11.3388 · Motion · 2011-04-14
Département de justice et police
Liquidé
Wortlaut
Le Code pénal sera complété comme suit :
Article 42bis (nouveau) Augmentation de la peine en cas de détention d'une arme à feu
Quiconque détient une arme à feu chargée ou non chargée lorsqu'il commet un délit est puni d'une peine privative de liberté ferme.
Begründung
L'issue de la votation sur l'initiative populaire "Pour la protection face à la violence des armes" a montré qu'une nette majorité de la population considérait que la lutte contre l'utilisation abusive d'armes passait non pas par l'enregistrement et le retrait des armes à feu, mais par l'application de sanctions aux auteurs de délits. Si l'introduction dans la loi de normes limitant la possession d'une arme a été rejetée, la nécessité d'infliger une peine aux personnes reconnues coupables d'utilisation abusive d'armes n'est pas contestée. Cette position s'explique aussi par le fait que les armes détenues ou utilisées par les auteurs de délits n'ont pas été acquises légalement et ne sont donc pas enregistrées. L'augmentation de la peine en cas d'utilisation abusive d'une arme à feu est le moyen le plus efficace de lutter contre la criminalité armée. Il faut combler la lacune du Code pénal dans ce domaine.
Antrag des Bundesrates
Le Conseil fédéral propose de rejeter la motion.

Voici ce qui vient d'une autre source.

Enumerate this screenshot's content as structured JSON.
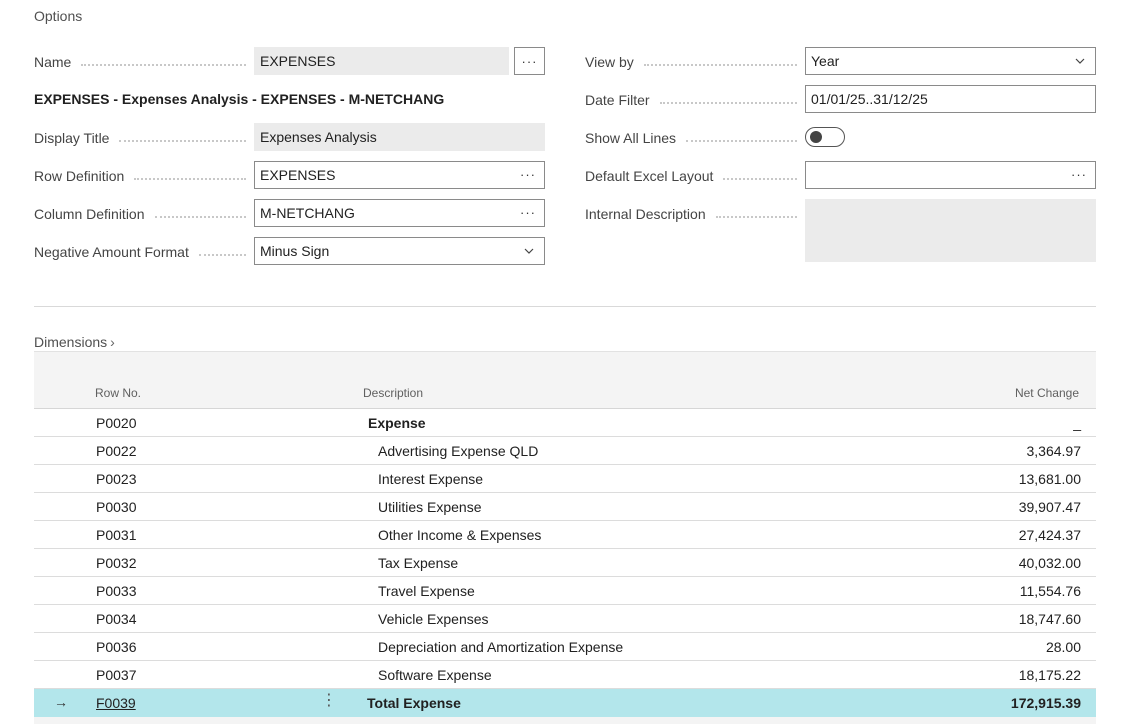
{
  "options": {
    "title": "Options",
    "name": {
      "label": "Name",
      "value": "EXPENSES",
      "lookup": "···"
    },
    "caption": "EXPENSES - Expenses Analysis - EXPENSES - M-NETCHANG",
    "display_title": {
      "label": "Display Title",
      "value": "Expenses Analysis"
    },
    "row_definition": {
      "label": "Row Definition",
      "value": "EXPENSES",
      "assist": "···"
    },
    "column_definition": {
      "label": "Column Definition",
      "value": "M-NETCHANG",
      "assist": "···"
    },
    "negative_amount_format": {
      "label": "Negative Amount Format",
      "value": "Minus Sign"
    },
    "view_by": {
      "label": "View by",
      "value": "Year"
    },
    "date_filter": {
      "label": "Date Filter",
      "value": "01/01/25..31/12/25"
    },
    "show_all_lines": {
      "label": "Show All Lines",
      "value": false
    },
    "default_excel_layout": {
      "label": "Default Excel Layout",
      "value": "",
      "assist": "···"
    },
    "internal_description": {
      "label": "Internal Description",
      "value": ""
    }
  },
  "dimensions": {
    "title": "Dimensions"
  },
  "grid": {
    "headers": {
      "row_no": "Row No.",
      "description": "Description",
      "net_change": "Net Change"
    },
    "rows": [
      {
        "row_no": "P0020",
        "description": "Expense",
        "net_change": "_",
        "heading": true
      },
      {
        "row_no": "P0022",
        "description": "Advertising Expense QLD",
        "net_change": "3,364.97"
      },
      {
        "row_no": "P0023",
        "description": "Interest Expense",
        "net_change": "13,681.00"
      },
      {
        "row_no": "P0030",
        "description": "Utilities Expense",
        "net_change": "39,907.47"
      },
      {
        "row_no": "P0031",
        "description": "Other Income & Expenses",
        "net_change": "27,424.37"
      },
      {
        "row_no": "P0032",
        "description": "Tax Expense",
        "net_change": "40,032.00"
      },
      {
        "row_no": "P0033",
        "description": "Travel Expense",
        "net_change": "11,554.76"
      },
      {
        "row_no": "P0034",
        "description": "Vehicle Expenses",
        "net_change": "18,747.60"
      },
      {
        "row_no": "P0036",
        "description": "Depreciation and Amortization Expense",
        "net_change": "28.00"
      },
      {
        "row_no": "P0037",
        "description": "Software Expense",
        "net_change": "18,175.22"
      }
    ],
    "total": {
      "row_no": "F0039",
      "description": "Total Expense",
      "net_change": "172,915.39",
      "arrow": "→",
      "menu": "⋮"
    }
  },
  "colors": {
    "selected_row": "#b3e6eb",
    "readonly_field": "#ebebeb"
  }
}
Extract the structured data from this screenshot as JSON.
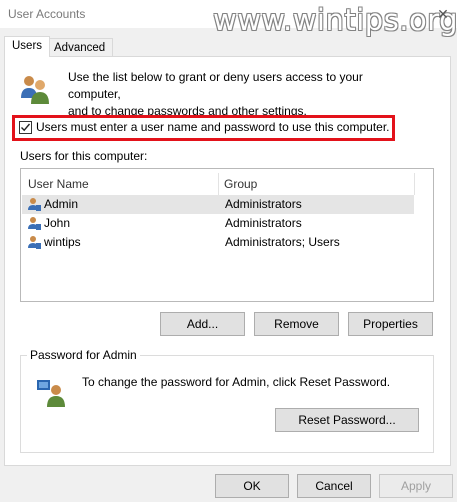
{
  "window": {
    "title": "User Accounts",
    "watermark": "www.wintips.org",
    "close_glyph": "✕"
  },
  "tabs": [
    {
      "label": "Users"
    },
    {
      "label": "Advanced"
    }
  ],
  "info": {
    "line1": "Use the list below to grant or deny users access to your computer,",
    "line2": "and to change passwords and other settings."
  },
  "checkbox": {
    "label": "Users must enter a user name and password to use this computer.",
    "checked": true
  },
  "users_label": "Users for this computer:",
  "table": {
    "columns": [
      "User Name",
      "Group"
    ],
    "rows": [
      {
        "name": "Admin",
        "group": "Administrators"
      },
      {
        "name": "John",
        "group": "Administrators"
      },
      {
        "name": "wintips",
        "group": "Administrators; Users"
      }
    ]
  },
  "buttons": {
    "add": "Add...",
    "remove": "Remove",
    "properties": "Properties"
  },
  "password_group": {
    "title": "Password for Admin",
    "text": "To change the password for Admin, click Reset Password.",
    "reset_button": "Reset Password..."
  },
  "footer": {
    "ok": "OK",
    "cancel": "Cancel",
    "apply": "Apply"
  },
  "colors": {
    "highlight_box": "#e3121a",
    "selected_row": "#e5e5e5"
  }
}
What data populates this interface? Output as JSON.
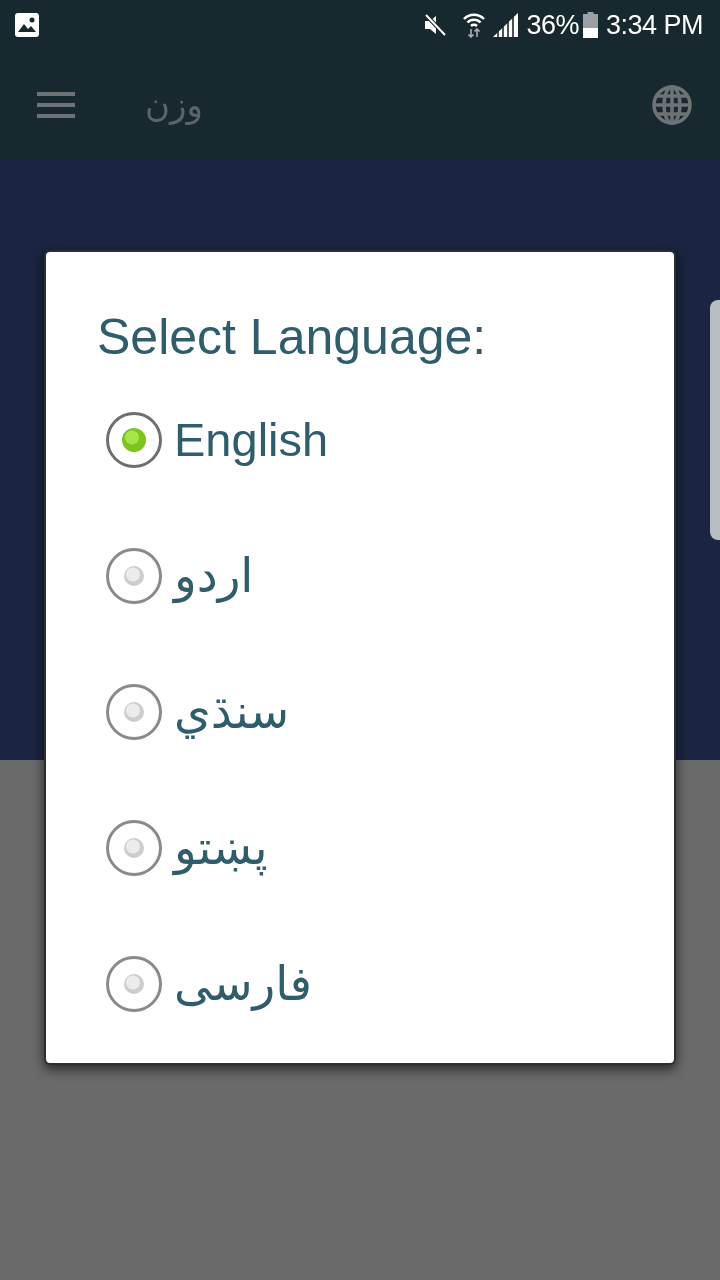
{
  "status_bar": {
    "battery": "36%",
    "time": "3:34 PM"
  },
  "app_bar": {
    "title": "وزن"
  },
  "dialog": {
    "title": "Select Language:",
    "options": [
      {
        "label": "English",
        "selected": true
      },
      {
        "label": "اردو",
        "selected": false
      },
      {
        "label": "سنڌي",
        "selected": false
      },
      {
        "label": "پښتو",
        "selected": false
      },
      {
        "label": "فارسی",
        "selected": false
      }
    ]
  }
}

Stellungnahme des Bundesrates
L'auteur de la motion exige qu'on inflige une peine privative de liberté sans sursis à un délinquant qui porte sur lui une arme à feu au moment où il commet un acte délictueux, que l'arme soit chargée ou non et que le délinquant se soit contenté de la porter ou qu'il l'ait utilisée.
Le Conseil fédéral est tout aussi enclin que l'auteur de la motion à combattre efficacement les infractions commises avec des armes. Il relève toutefois que le droit en vigueur prévoit déjà les instruments permettant de le faire.
La loi sur les armes du 20 juin 1997, d'une part, permet de sanctionner les personnes qui portent ou possèdent des armes sans y être dûment autorisées, de mettre ces objets sous séquestre et éventuellement de les confisquer.
Les tribunaux, d'autre part, peuvent aujourd'hui déjà, au moment d'évaluer le comportement délictueux, tenir compte de manière appropriée de la dangerosité des armes à feu et de ceux qui les portent.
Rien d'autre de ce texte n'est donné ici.